It was initially difficult for Dallas Cowboys fans to watch Dak Prescott take the starting quarterback job from a then-injured Tony Romo during the 2016 season. Prescott ultimately led the Cowboys to the Divisional Round, where they lost a hard-fought game to the Packers, while Romo announced his retirement that April.
In an awesome development for Cowboys fans, Romo landed on his feet in the broadcasting world. He debuted with CBS, and his penchant for predicting plays before they happened by dissecting defensive and offensive schemes out of the huddle made him a national sensation within months on the job.
Before you could even blink, Romo inked a 10-year, $180 million contract with CBS to call games alongside Jim Nantz. It was the highest contract for a color analyst in the NFL until Tom Brady signed an unprecedented 10-year, $375 million deal with FOX to become their lead commentator after his retirement.
Unfortunately for Romo, the honeymoon phase of his broadcasting career is long over. While still solid relative to most color analysts, Romo hasn’t lived up to his gargantuan contract for most of 2022, and his “slump,” for lack of a better term, has extended into the playoffs.

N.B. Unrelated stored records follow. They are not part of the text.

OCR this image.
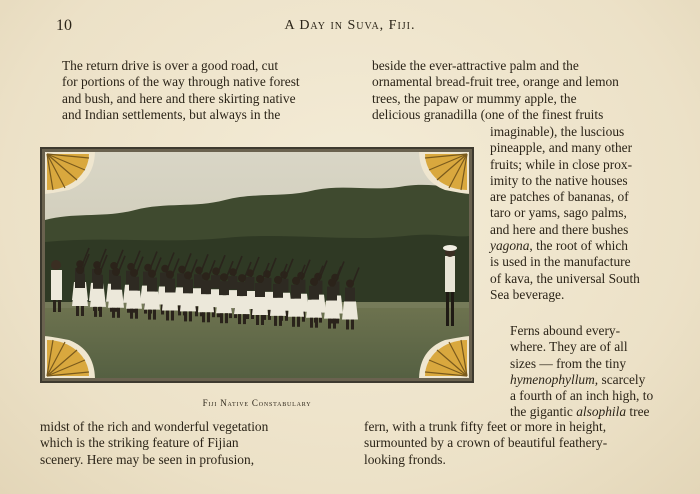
10	A Day in Suva, Fiji.

The return drive is over a good road, cut
for portions of the way through native forest
and bush, and here and there skirting native
and Indian settlements, but always in the

beside the ever-attractive palm and the
ornamental bread-fruit tree, orange and lemon
trees, the papaw or mummy apple, the
delicious granadilla (one of the finest fruits

imaginable), the luscious
pineapple, and many other
fruits; while in close prox-
imity to the native houses
are patches of bananas, of
taro or yams, sago palms,
and here and there bushes
yagona, the root of which
is used in the manufacture
of kava, the universal South
Sea beverage.

Ferns abound every-
where. They are of all
sizes — from the tiny
hymenophyllum, scarcely
a fourth of an inch high, to
the gigantic alsophila tree

Fiji Native Constabulary

midst of the rich and wonderful vegetation
which is the striking feature of Fijian
scenery. Here may be seen in profusion,

fern, with a trunk fifty feet or more in height,
surmounted by a crown of beautiful feathery-
looking fronds.
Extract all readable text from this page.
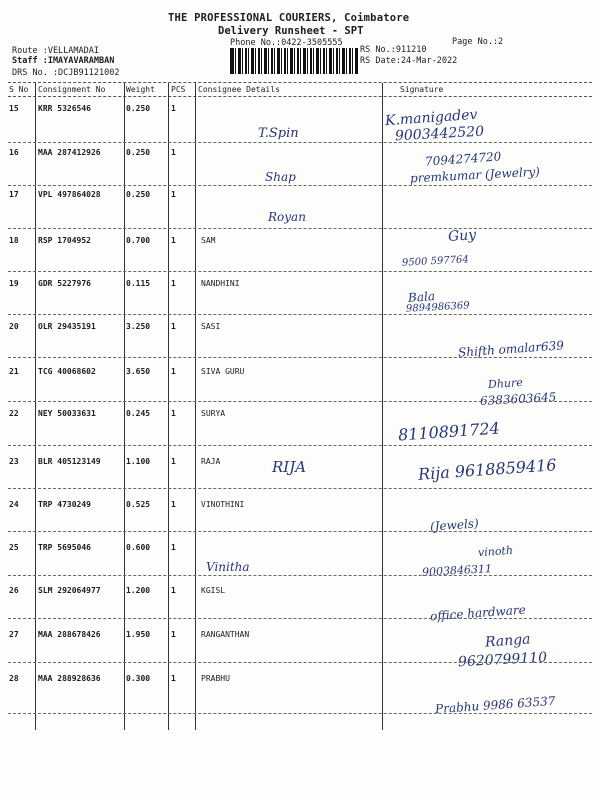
THE PROFESSIONAL COURIERS, Coimbatore
Delivery Runsheet - SPT
Phone No.:0422-3505555	Page No.:2
Route :VELLAMADAI
Staff :IMAYAVARAMBAN
DRS No. :DCJB91121002
RS No.:911210
RS Date:24-Mar-2022
S No Consignment No	Weight PCS Consignee Details	Signature
15 KRR 5326546	0.250	1
T.Spin
K.manigadev
9003442520
16 MAA 287412926	0.250	1
Shap
7094274720
premkumar (Jewelry)
17 VPL 497864028	0.250	1
Royan
18 RSP 1704952	0.700	1	SAM	Guy
9500 597764
19 GDR 5227976	0.115	1	NANDHINI
Bala
9894986369
20 OLR 29435191	3.250	1	SASI
Shifth omalar639
21 TCG 40068602	3.650	1	SIVA GURU
Dhure
6383603645
22 NEY 50033631	0.245	1	SURYA
8110891724
23 BLR 405123149	1.100	1	RAJA	RIJA	Rija 9618859416
24 TRP 4730249	0.525	1	VINOTHINI
(Jewels)
25 TRP 5695046	0.600	1
Vinitha
vinoth
9003846311
26 SLM 292064977	1.200	1	KGISL
office hardware
27 MAA 288678426	1.950	1	RANGANTHAN	Ranga
9620799110
28 MAA 288928636	0.300	1	PRABHU
Prabhu 9986 63537
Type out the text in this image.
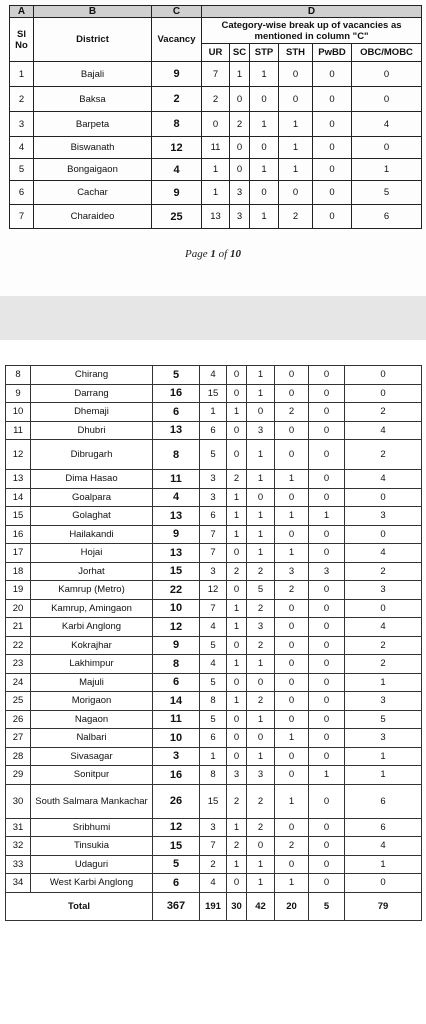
A	B	C	D					
Sl No	District	Vacancy	Category-wise break up of vacancies as mentioned in column "C"					
			UR	SC	STP	STH	PwBD	OBC/MOBC
1	Bajali	9	7	1	1	0	0	0
2	Baksa	2	2	0	0	0	0	0
3	Barpeta	8	0	2	1	1	0	4
4	Biswanath	12	11	0	0	1	0	0
5	Bongaigaon	4	1	0	1	1	0	1
6	Cachar	9	1	3	0	0	0	5
7	Charaideo	25	13	3	1	2	0	6
Page 1 of 10
8	Chirang	5	4	0	1	0	0	0
9	Darrang	16	15	0	1	0	0	0
10	Dhemaji	6	1	1	0	2	0	2
11	Dhubri	13	6	0	3	0	0	4
12	Dibrugarh	8	5	0	1	0	0	2
13	Dima Hasao	11	3	2	1	1	0	4
14	Goalpara	4	3	1	0	0	0	0
15	Golaghat	13	6	1	1	1	1	3
16	Hailakandi	9	7	1	1	0	0	0
17	Hojai	13	7	0	1	1	0	4
18	Jorhat	15	3	2	2	3	3	2
19	Kamrup (Metro)	22	12	0	5	2	0	3
20	Kamrup, Amingaon	10	7	1	2	0	0	0
21	Karbi Anglong	12	4	1	3	0	0	4
22	Kokrajhar	9	5	0	2	0	0	2
23	Lakhimpur	8	4	1	1	0	0	2
24	Majuli	6	5	0	0	0	0	1
25	Morigaon	14	8	1	2	0	0	3
26	Nagaon	11	5	0	1	0	0	5
27	Nalbari	10	6	0	0	1	0	3
28	Sivasagar	3	1	0	1	0	0	1
29	Sonitpur	16	8	3	3	0	1	1
30	South Salmara Mankachar	26	15	2	2	1	0	6
31	Sribhumi	12	3	1	2	0	0	6
32	Tinsukia	15	7	2	0	2	0	4
33	Udaguri	5	2	1	1	0	0	1
34	West Karbi Anglong	6	4	0	1	1	0	0
Total		367	191	30	42	20	5	79
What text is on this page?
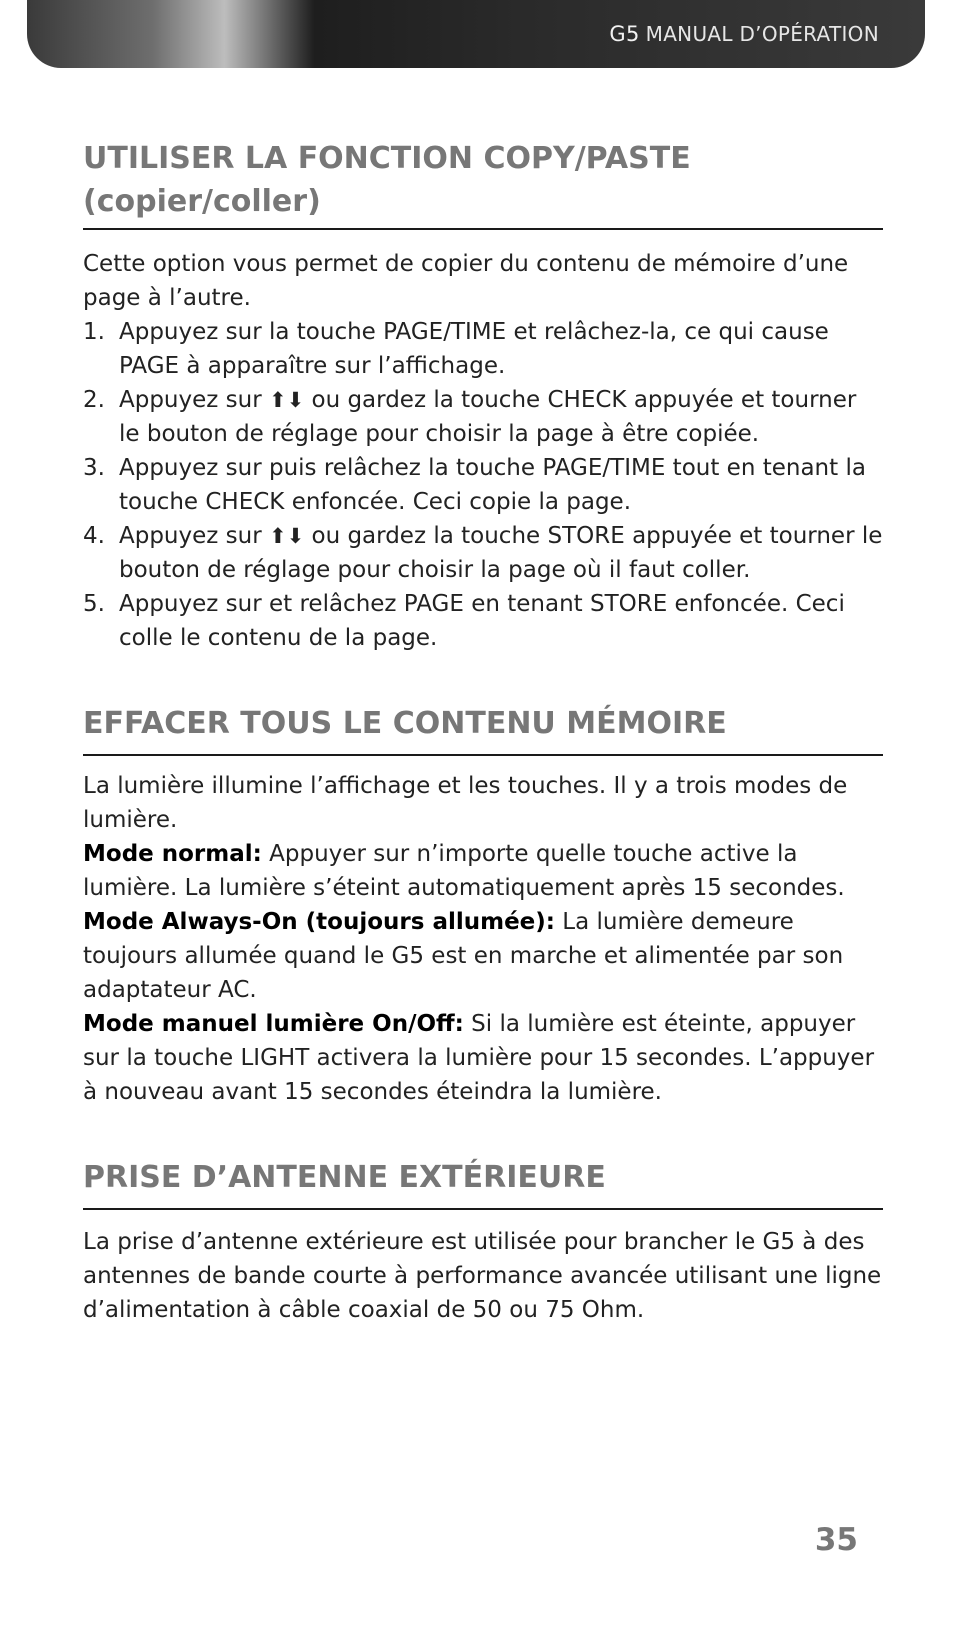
G5 MANUAL D’OPÉRATION
UTILISER LA FONCTION COPY/PASTE
(copier/coller)

Cette option vous permet de copier du contenu de mémoire d’une page à l’autre.

1. Appuyez sur la touche PAGE/TIME et relâchez-la, ce qui cause PAGE à apparaître sur l’affichage.
2. Appuyez sur ⬆⬇ ou gardez la touche CHECK appuyée et tourner le bouton de réglage pour choisir la page à être copiée.
3. Appuyez sur puis relâchez la touche PAGE/TIME tout en tenant la touche CHECK enfoncée. Ceci copie la page.
4. Appuyez sur ⬆⬇ ou gardez la touche STORE appuyée et tourner le bouton de réglage pour choisir la page où il faut coller.
5. Appuyez sur et relâchez PAGE en tenant STORE enfoncée. Ceci colle le contenu de la page.
EFFACER TOUS LE CONTENU MÉMOIRE

La lumière illumine l’affichage et les touches. Il y a trois modes de lumière.

Mode normal: Appuyer sur n’importe quelle touche active la lumière. La lumière s’éteint automatiquement après 15 secondes.

Mode Always-On (toujours allumée): La lumière demeure toujours allumée quand le G5 est en marche et alimentée par son adaptateur AC.

Mode manuel lumière On/Off: Si la lumière est éteinte, appuyer sur la touche LIGHT activera la lumière pour 15 secondes. L’appuyer à nouveau avant 15 secondes éteindra la lumière.

PRISE D’ANTENNE EXTÉRIEURE

La prise d’antenne extérieure est utilisée pour brancher le G5 à des antennes de bande courte à performance avancée utilisant une ligne d’alimentation à câble coaxial de 50 ou 75 Ohm.

35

Amid backlash from the media and fans, high-ranking CBS executives reportedly attempted an “intervention” with Romo during the 2022 offseason to address the former Cowboys quarterback’s slippage in the booth.
Is former Cowboys QB Tony Romo’s lucrative broadcasting job with CBS in jeopardy after reported intervention?
"“Tony Romo needs to study more,” Marchand said this week on The Marchand and Ourand Sports Media Podcast, via Awful Announcing. “He needs to be better prepared. As you move away from the sidelines, you need to do more work. I know CBS is aware of this. They tried an intervention last offseason. They knew, they anticipated this. That’s a credit to them, the people in charge there. But it has not gotten better.”"
These are notable remarks from Marchand, but even Cowboys fans could admit they’ve been a long-time coming for Romo, who drew the ire of fans during the AFC Championship Game after he compared Patrick Mahomes and Joe Burrow’s ever-evolving “rivalry” to former NBA stars Michael Jordan and Clyde Drexler.
One irrational comparison isn’t enough to stage a so-called intervention, of course. Folks have been critical of Romo’s scattered sound effects during replays, and being overly dramatic in high-leverage situations. Perhaps CBS would like Romo to find a middle ground; to learn when (and when not to) improvise in the booth, and focus on the hard-hitting analysis that led to his curve-changing contract.
Is Romo still one of the best in the business? No doubt, but the gold standard fans set for him during the 2017 season hasn’t been on display for much of 2022. It doesn’t help matters he didn’t cover himself in glory in the AFC Championship Game, either. The game drew 53.12 million viewers, making it the most-viewed NFL conference championship game in four years. That’s a lot of eyes and ears.
Is Romo’s affinity for golf preventing him from putting in the work (reviewing film, etc.) to improve his craft? Is Romo committed to putting in said work? Or has he simply gotten too comfortable after his rise to broadcasting stardom in 2017?
Whatever the case may be, Romo and Nantz will be on the call for the Super Bowl matchup between the Chiefs and Eagles. That presents the perfect stage for Romo to silence his critics, or potentially continue his downward spiral.